The new school year has started here in Scotland and with it come some changes to family routines. My wonderful son Rowan, now almost 18, will be starting college later this month having got the qualifications he needed to do the course he wants to do. He’s going to be starting a HNC in Applied Sciences at a local college. The course is listed as full time but it’s two days 9-5 and one afternoon which will be quite a change from school. My awesome daughter Rose started High School this week. She is attending the same unit that Rowan went to, they call them Language and Communication Resource units now but essentially it is an autism unit located in a mainstream school so if the kids are able to do some mainstream that’s an option for them. It means more travel and longer days for Rose as well as the usual changes of new classmates, new teachers and new environment that you get with moving schools. So far she’s enjoying it which is great.
These things mean my routines also change. I’m only making one packed lunch in the morning and getting Rose up much earlier. She also gets picked up earlier and comes home a bit later so I will get more time to do other things during the day. We are all still getting used to these changes and things won’t be fully settled until the end of the month after Rowan starts college.
During the summer we took the opportunity to take a major holiday abroad. We’ve never taken the kids on holiday out of the UK before (well not since Rowan was 8 months old anyway) so there were passports to sort as well as other aspects of official travel documentation. We went to Canada. We flew from Glasgow to Toronto, spent a couple of days there and then a week based in a lovely rental house in Niagara-on-the-Lake before a final day in Toronto and then flying home. First flight for the kids, first intercontinental flight for me. All went well. We had a great time and did lots of tourist type things around Niagara Falls, usually going out earlier in the day when things were a bit quieter so less queues. Being in a different country, in a completely different part of the world was a wonderful experience on lots of different levels. I’ve been processing some of that in the background since we returned.

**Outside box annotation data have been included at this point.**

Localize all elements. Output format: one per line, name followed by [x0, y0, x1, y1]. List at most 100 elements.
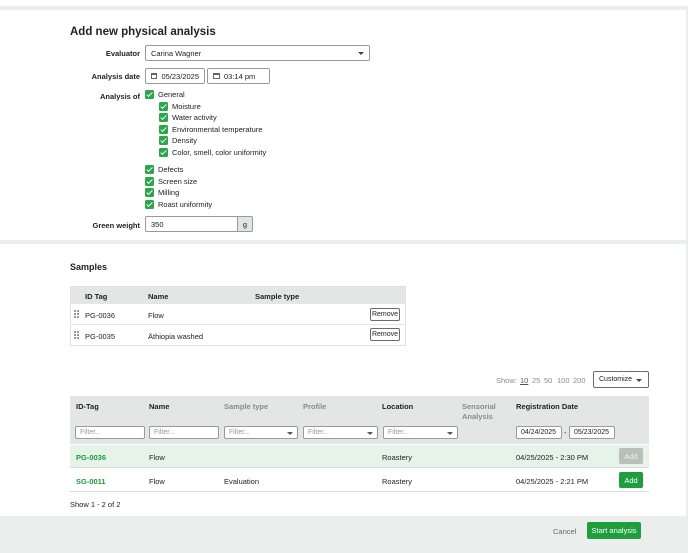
- customize-label: Customize: [599, 376, 633, 383]
- drag-handle-icon[interactable]: [74, 331, 80, 340]
- evaluator-value: Carina Wagner: [151, 48, 202, 58]
- milling-checkbox[interactable]: [145, 188, 154, 197]
- filter-name[interactable]: Filter...: [149, 426, 219, 439]
- green-weight-value: 350: [151, 219, 164, 229]
- samples-panel: Samples ID Tag Name Sample type PG-0036 …: [0, 244, 686, 516]
- table-row: PG-0036 Flow Roastery 04/25/2025 - 2:30 …: [70, 445, 649, 468]
- row-id-link[interactable]: SG-0011: [76, 477, 106, 486]
- row-location: Roastery: [382, 453, 413, 462]
- density-checkbox[interactable]: [159, 136, 168, 145]
- customize-button[interactable]: Customize: [593, 371, 649, 388]
- top-strip: [0, 0, 688, 6]
- samples-header-id: ID Tag: [85, 292, 108, 301]
- form-title: Add new physical analysis: [70, 26, 216, 38]
- sample-row: PG-0035 Äthiopia washed Remove: [71, 326, 405, 346]
- defects-checkbox[interactable]: [145, 165, 154, 174]
- sample-name: Äthiopia washed: [148, 332, 204, 341]
- evaluator-select[interactable]: Carina Wagner: [145, 45, 370, 61]
- filter-sample-type[interactable]: Filter...: [224, 426, 298, 439]
- table-footer-count: Show 1 - 2 of 2: [70, 500, 121, 509]
- header-sensorial-analysis: Sensorial Analysis: [462, 402, 496, 421]
- chevron-down-icon: [287, 432, 293, 435]
- color-smell-checkbox[interactable]: [159, 148, 168, 157]
- header-sensorial-line1: Sensorial: [462, 402, 496, 411]
- samples-header-name: Name: [148, 292, 169, 301]
- samples-table: ID Tag Name Sample type PG-0036 Flow Rem…: [70, 286, 406, 346]
- page-size-25[interactable]: 25: [532, 376, 540, 385]
- row-name: Flow: [149, 453, 165, 462]
- header-sample-type: Sample type: [224, 402, 269, 411]
- header-location[interactable]: Location: [382, 402, 413, 411]
- table-header: ID-Tag Name Sample type Profile Location…: [70, 396, 649, 444]
- clock-icon: [213, 73, 220, 79]
- general-label: General: [158, 90, 185, 99]
- row-name: Flow: [149, 477, 165, 486]
- environmental-temperature-label: Environmental temperature: [172, 125, 263, 134]
- green-weight-unit: g: [237, 216, 253, 232]
- physical-analysis-form: Add new physical analysis Evaluator Cari…: [0, 10, 686, 240]
- header-name[interactable]: Name: [149, 402, 169, 411]
- density-label: Density: [172, 136, 198, 145]
- row-location: Roastery: [382, 477, 413, 486]
- analysis-of-label: Analysis of: [99, 92, 140, 101]
- filter-id-tag[interactable]: Filter...: [75, 426, 145, 439]
- date-range-separator: -: [564, 428, 567, 437]
- chevron-down-icon: [636, 379, 642, 382]
- header-sensorial-line2: Analysis: [462, 412, 493, 421]
- row-sample-type: Evaluation: [224, 477, 260, 486]
- environmental-temperature-checkbox[interactable]: [159, 125, 168, 134]
- sample-id: PG-0036: [85, 311, 116, 320]
- samples-title: Samples: [70, 262, 108, 272]
- filter-location[interactable]: Filter...: [383, 426, 458, 439]
- page-size-100[interactable]: 100: [557, 376, 570, 385]
- filter-sample-type-text: Filter...: [229, 429, 251, 436]
- roast-uniformity-label: Roast uniformity: [158, 200, 213, 209]
- remove-button[interactable]: Remove: [370, 308, 400, 321]
- table-row: SG-0011 Flow Evaluation Roastery 04/25/2…: [70, 469, 649, 492]
- moisture-checkbox[interactable]: [159, 102, 168, 111]
- remove-button[interactable]: Remove: [370, 328, 400, 341]
- analysis-date-value: 05/23/2025: [161, 71, 199, 81]
- color-smell-label: Color, smell, color uniformity: [172, 148, 267, 157]
- header-registration-date[interactable]: Registration Date: [516, 402, 578, 411]
- analysis-date-label: Analysis date: [91, 72, 140, 81]
- calendar-icon: [151, 73, 158, 79]
- row-id-link[interactable]: PG-0036: [76, 453, 106, 462]
- sample-id: PG-0035: [85, 332, 116, 341]
- date-to-input[interactable]: 05/23/2025: [569, 426, 615, 439]
- roast-uniformity-checkbox[interactable]: [145, 200, 154, 209]
- evaluator-label: Evaluator: [105, 49, 140, 58]
- start-analysis-button[interactable]: Start analysis: [587, 522, 641, 539]
- screen-size-checkbox[interactable]: [145, 177, 154, 186]
- page-size-50[interactable]: 50: [544, 376, 552, 385]
- analysis-time-value: 03:14 pm: [224, 71, 256, 81]
- header-id-tag[interactable]: ID-Tag: [76, 402, 99, 411]
- chevron-down-icon: [447, 432, 453, 435]
- analysis-date-input[interactable]: 05/23/2025: [145, 68, 205, 84]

While over in Canada I heard that my older sister, Allison, had been taken into hospital following a heart attack. There was nothing I could do of course and at the time I expected that she would make a recovery as so many people do. Sadly she didn’t recover. She died on Wednesday 7th August, five days after we returned to Glasgow. Allison and her family were living near Bath and it wasn’t possible to travel down there before she died. The funeral is next week. I didn’t really know Allison very well. She was adopted shortly after her birth as mum was in her late teens at the time, unmarried and not allowed to keep her first child. When my brother and I were in our teens mum told us about our sister, she didn’t know where she was or if we would ever meet her but we knew that somewhere out there we had another sibling. About fifteen years ago Allison found us and we gradually started to get to know each other. Allison’s adoptive family were all very close and we all met Allison’s adoptive parents and other members of their family. Allison was physically very like our mum, more so than I am and I look a lot like mum. Allison grew up in Lenzie, just down the road from where I now live but lived for many years in Montrose. We didn’t see a lot of each other once she found us and didn’t seem to have a lot in common apart from looks. We were both religious but very different paths as Allison was an evangelical Christian. I think me being Pagan was a bit of a barrier between us, that’s how I feel anyway but It could just be we didn’t really connect. My brother got on with her better. And now, less than fifteen months after our mum died, I have another family funeral to attend. It brings back memories and also focuses the mind on how unpredictable life can be. My thoughts and love remain with Allison’s husband and their children as well as the members of her wider adoptive family as they grieve.
So changes. Personal changes and family changes. Lots of change taking place this month. Lots of things to think about and process. And hopefully that will lead to more blog posts too.